I actually sympathize with Bowman’s reasoning about why United 93 might be too soon. And if we were talking about looking at events with a historian’s eye, I would agree with him. There is much to be said for space to be created not “between illusion and reality” as Mr. Bowman thinks but rather between “news and history.” The great Civil War historian Bruce Catton half-joked that the French academy never used to allow the study of any subject more recent than the Napoleonic Wars, believing that at least 100 years should pass before the historian can approach a subject with the proper perspective. And while it may be proper to allow an event to age and ripen in our minds before gaining a valid historical outlook, no such stricture needs to be placed on an artist. In fact, immediacy can add to the emotional impact of the artist’s work. It certainly did in United 93.
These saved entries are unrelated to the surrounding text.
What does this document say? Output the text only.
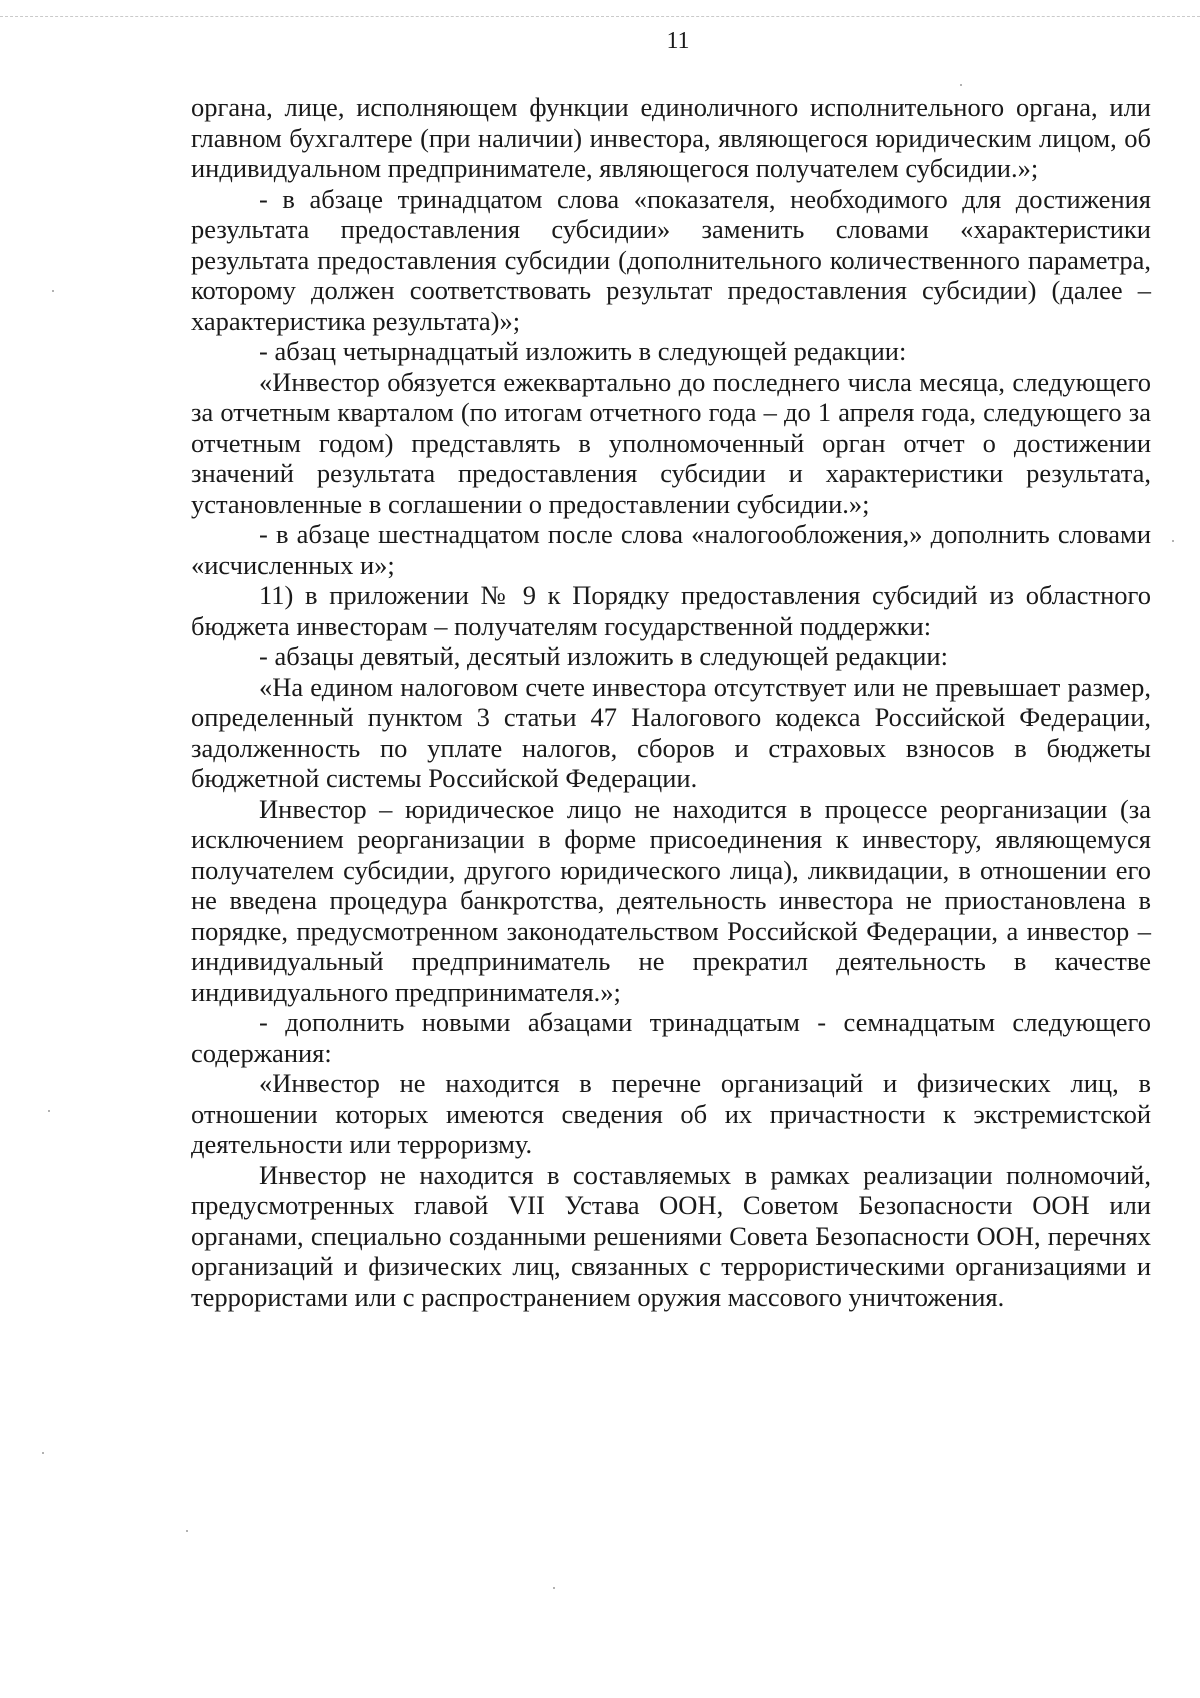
11

органа, лице, исполняющем функции единоличного исполнительного органа, или главном бухгалтере (при наличии) инвестора, являющегося юридическим лицом, об индивидуальном предпринимателе, являющегося получателем субсидии.»;

- в абзаце тринадцатом слова «показателя, необходимого для достижения результата предоставления субсидии» заменить словами «характеристики результата предоставления субсидии (дополнительного количественного параметра, которому должен соответствовать результат предоставления субсидии) (далее – характеристика результата)»;

- абзац четырнадцатый изложить в следующей редакции:

«Инвестор обязуется ежеквартально до последнего числа месяца, следующего за отчетным кварталом (по итогам отчетного года – до 1 апреля года, следующего за отчетным годом) представлять в уполномоченный орган отчет о достижении значений результата предоставления субсидии и характеристики результата, установленные в соглашении о предоставлении субсидии.»;

- в абзаце шестнадцатом после слова «налогообложения,» дополнить словами «исчисленных и»;

11) в приложении № 9 к Порядку предоставления субсидий из областного бюджета инвесторам – получателям государственной поддержки:

- абзацы девятый, десятый изложить в следующей редакции:

«На едином налоговом счете инвестора отсутствует или не превышает размер, определенный пунктом 3 статьи 47 Налогового кодекса Российской Федерации, задолженность по уплате налогов, сборов и страховых взносов в бюджеты бюджетной системы Российской Федерации.

Инвестор – юридическое лицо не находится в процессе реорганизации (за исключением реорганизации в форме присоединения к инвестору, являющемуся получателем субсидии, другого юридического лица), ликвидации, в отношении его не введена процедура банкротства, деятельность инвестора не приостановлена в порядке, предусмотренном законодательством Российской Федерации, а инвестор – индивидуальный предприниматель не прекратил деятельность в качестве индивидуального предпринимателя.»;

- дополнить новыми абзацами тринадцатым - семнадцатым следующего содержания:

«Инвестор не находится в перечне организаций и физических лиц, в отношении которых имеются сведения об их причастности к экстремистской деятельности или терроризму.

Инвестор не находится в составляемых в рамках реализации полномочий, предусмотренных главой VII Устава ООН, Советом Безопасности ООН или органами, специально созданными решениями Совета Безопасности ООН, перечнях организаций и физических лиц, связанных с террористическими организациями и террористами или с распространением оружия массового уничтожения.
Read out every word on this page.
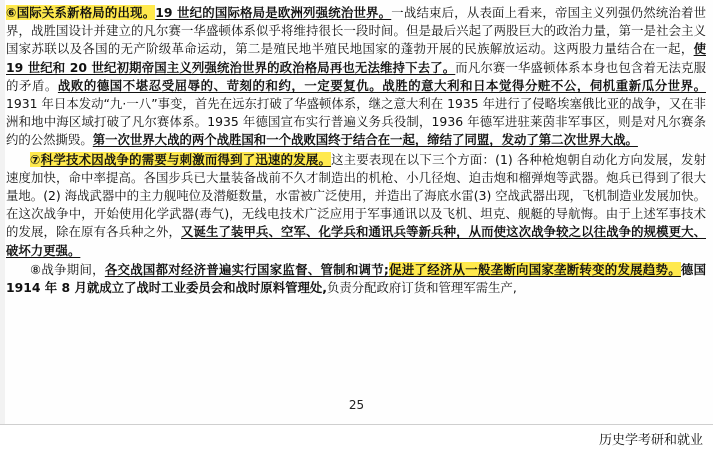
⑥国际关系新格局的出现。19 世纪的国际格局是欧洲列强统治世界。一战结束后，从表面上看来，帝国主义列强仍然统治着世界，战胜国设计并建立的凡尔赛一华盛顿体系似乎将维持很长一段时间。但是最后兴起了两股巨大的政治力量，第一是社会主义国家苏联以及各国的无产阶级革命运动，第二是殖民地半殖民地国家的蓬勃开展的民族解放运动。这两股力量结合在一起，使 19 世纪和 20 世纪初期帝国主义列强统治世界的政治格局再也无法维持下去了。而凡尔赛一华盛顿体系本身也包含着无法克服的矛盾。战败的德国不堪忍受屈辱的、苛刻的和约，一定要复仇。战胜的意大利和日本觉得分赃不公，伺机重新瓜分世界。1931 年日本发动“九·一八”事变，首先在远东打破了华盛顿体系，继之意大利在 1935 年进行了侵略埃塞俄比亚的战争，又在非洲和地中海区域打破了凡尔赛体系。1935 年德国宣布实行普遍义务兵役制，1936 年德军进驻莱茵非军事区，则是对凡尔赛条约的公然撕毁。第一次世界大战的两个战胜国和一个战败国终于结合在一起，缔结了同盟，发动了第二次世界大战。

⑦科学技术因战争的需要与刺激而得到了迅速的发展。这主要表现在以下三个方面：(1) 各种枪炮朝自动化方向发展，发射速度加快，命中率提高。各国步兵已大量装备战前不久才制造出的机枪、小几径炮、迫击炮和榴弹炮等武器。炮兵已得到了很大量地。(2) 海战武器中的主力舰吨位及潜艇数量，水雷被广泛使用，并造出了海底水雷(3) 空战武器出现，飞机制造业发展加快。在这次战争中，开始使用化学武器(毒气)，无线电技术广泛应用于军事通讯以及飞机、坦克、舰艇的导航悔。由于上述军事技术的发展，除在原有各兵种之外，又诞生了装甲兵、空军、化学兵和通讯兵等新兵种，从而使这次战争较之以往战争的规模更大、破坏力更强。

⑧战争期间，各交战国都对经济普遍实行国家监督、管制和调节;促进了经济从一般垄断向国家垄断转变的发展趋势。德国 1914 年 8 月就成立了战时工业委员会和战时原料管理处,负责分配政府订货和管理军需生产,

25
历史学考研和就业
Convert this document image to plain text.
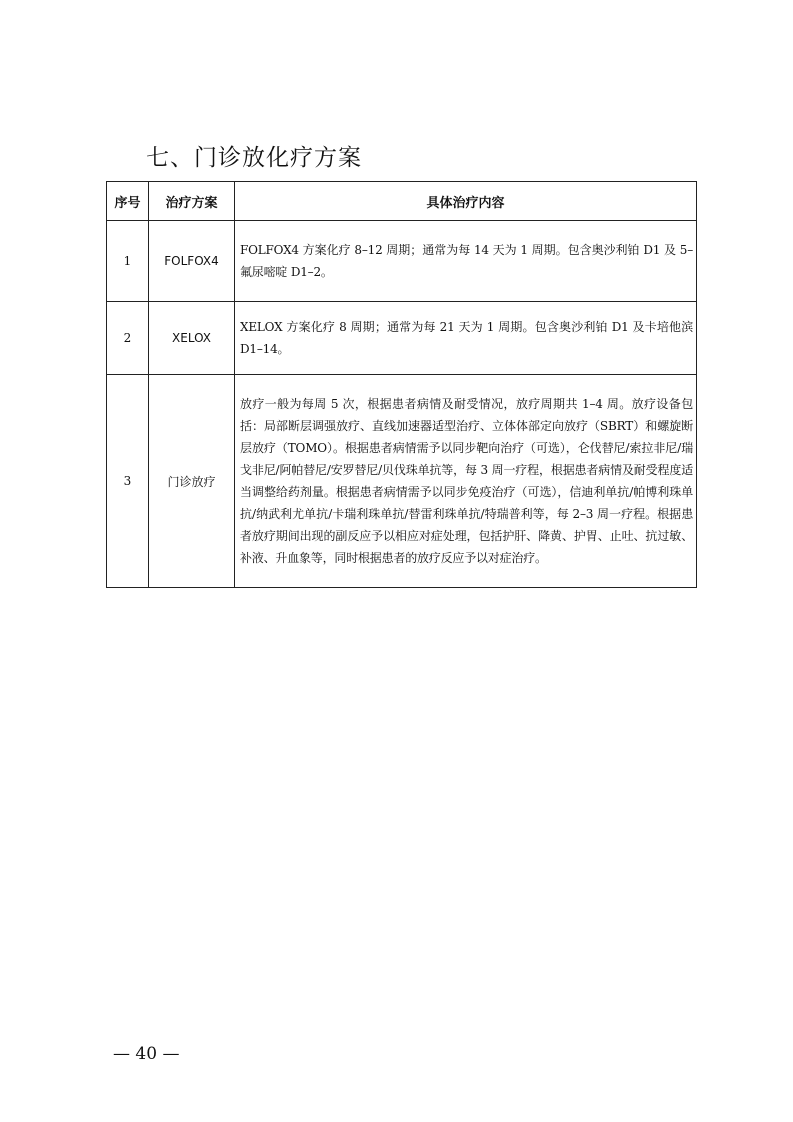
七、门诊放化疗方案
序号	治疗方案	具体治疗内容
1	FOLFOX4	FOLFOX4 方案化疗 8–12 周期；通常为每 14 天为 1 周期。包含奥沙利铂 D1 及 5–氟尿嘧啶 D1–2。
2	XELOX	XELOX 方案化疗 8 周期；通常为每 21 天为 1 周期。包含奥沙利铂 D1 及卡培他滨 D1–14。
3	门诊放疗	放疗一般为每周 5 次，根据患者病情及耐受情况，放疗周期共 1–4 周。放疗设备包括：局部断层调强放疗、直线加速器适型治疗、立体体部定向放疗（SBRT）和螺旋断层放疗（TOMO）。根据患者病情需予以同步靶向治疗（可选），仑伐替尼/索拉非尼/瑞戈非尼/阿帕替尼/安罗替尼/贝伐珠单抗等，每 3 周一疗程，根据患者病情及耐受程度适当调整给药剂量。根据患者病情需予以同步免疫治疗（可选），信迪利单抗/帕博利珠单抗/纳武利尤单抗/卡瑞利珠单抗/替雷利珠单抗/特瑞普利等，每 2–3 周一疗程。根据患者放疗期间出现的副反应予以相应对症处理，包括护肝、降黄、护胃、止吐、抗过敏、补液、升血象等，同时根据患者的放疗反应予以对症治疗。
— 40 —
Mr. Bowman really leaves the tracks when he posits the jaw-dropping notion that United 93”shows some signs of being influenced by the liberal and revisionist view of the events of 9/11, namely that the attacks were at least partly our own fault.” Where? How? There is not one single moment in the film that I can recall where I felt director Greengrass played overt politics with the story. There was certainly some subtext in the film that was critical of the government response that day. Good God! Bowman can’t be thinking that the response of the FAA or the military was adequate, can he? If, by extension, that means criticizing the President then Greengrass certainly went a lot easier on Bush than the 9/11 Commission. Beyond the confusion and the disbelief shown by the people who perhaps could have mitigated the effects of 9/11 (how that could be possible is not even hinted at in the movie) what the response of the United States government in the film showed above all else was that we were woefully unprepared for those kinds of attacks. The 9/11 Commission pointed this out regarding FAA protocols: “On the morning of 9/11, the existing protocol was unsuited in every respect for what was about to happen.”
“In every respect” would seem to absolve the administration of the sin most frequently cited by its critics: that they should have expected hijacked planes to be used as missiles to destroy tall buildings. It also points to a theme that I believe came through loud and clear when viewing the government’s response during the course of the film in its totality; that the United States on September 11, 2001 had spent the previous decade sleepwalking through history and that the looks of astonishment on the faces of everyone from the FAA, to the air traffic controllers, to even our military said as much as the 9/11 Commission Report could ever say about this subject.
Finally, Mr. Bowman’s complaint about there not being any true “heroes” in the film and that some aspects of the passenger assault on the cockpit were downplayed is factual but misses the point. If Greengrass was going to make a film that highlighted the heroism and courage of the passengers—especially Messrs. Burnett, Glick, Beamer, and Bingham—the audience would have been catapulted out of the intimate, existential universe created by the director and thrust into fantasyland. I thought that the assault on the cockpit was an extraordinary piece of filmmaking and, ironically, in some ways mirrored the terrorist’s assault from earlier in the film. The looks on the passengers faces just prior to launching their attack was a carbon copy of the expressions on the terrorist’s faces just before they nerved themselves to carry out their mission. What struck me about this was how it reminded me of the faces of men at war. Whether intended or not, Greengrass reminded us all that, at bottom, 9/11 was an attack on American sovereignty. And the film’s power is in reminding us what it felt like to be an American that day.
And giving the hijackers more than one dimension by portraying them as pious men who had loving relationships with their family is no more a glorification of their cause than portraying Hitler as a man who loved children and dogs as was done in the powerful recent film Downfall. In a way, it makes what the hijackers did even more chilling and adds to the film’s overall realism. I daresay that if Greengrass had portrayed the hijackers as unemotional killers, it would have jarred the audience out of the world created so superbly by the director.
Hollywood, with its ability to turn reality into myth, is uniquely situated to add events like 9/11 to our national narrative in such a way as to bring understanding and closure. It is a pity that Mr. Bowman failed to absorb the nuances of the film and instead chose to judge the film from such an erroneous and superficial viewpoint.
8:42 am
Rick, excellent counter to Bowman’s review. I usually read his work and find myself in line with his thinking, but having seen U-93 I went through his review line by line trying to figure out his point, and whether we’d seen the same movie. I guess all critics (even the best ones) are entitled to a mistake every so often. I’m glad that you pointed out his errors, as I’m sure that I and others reading the Spectator wondered if we were wrong in our assessment of this fine film.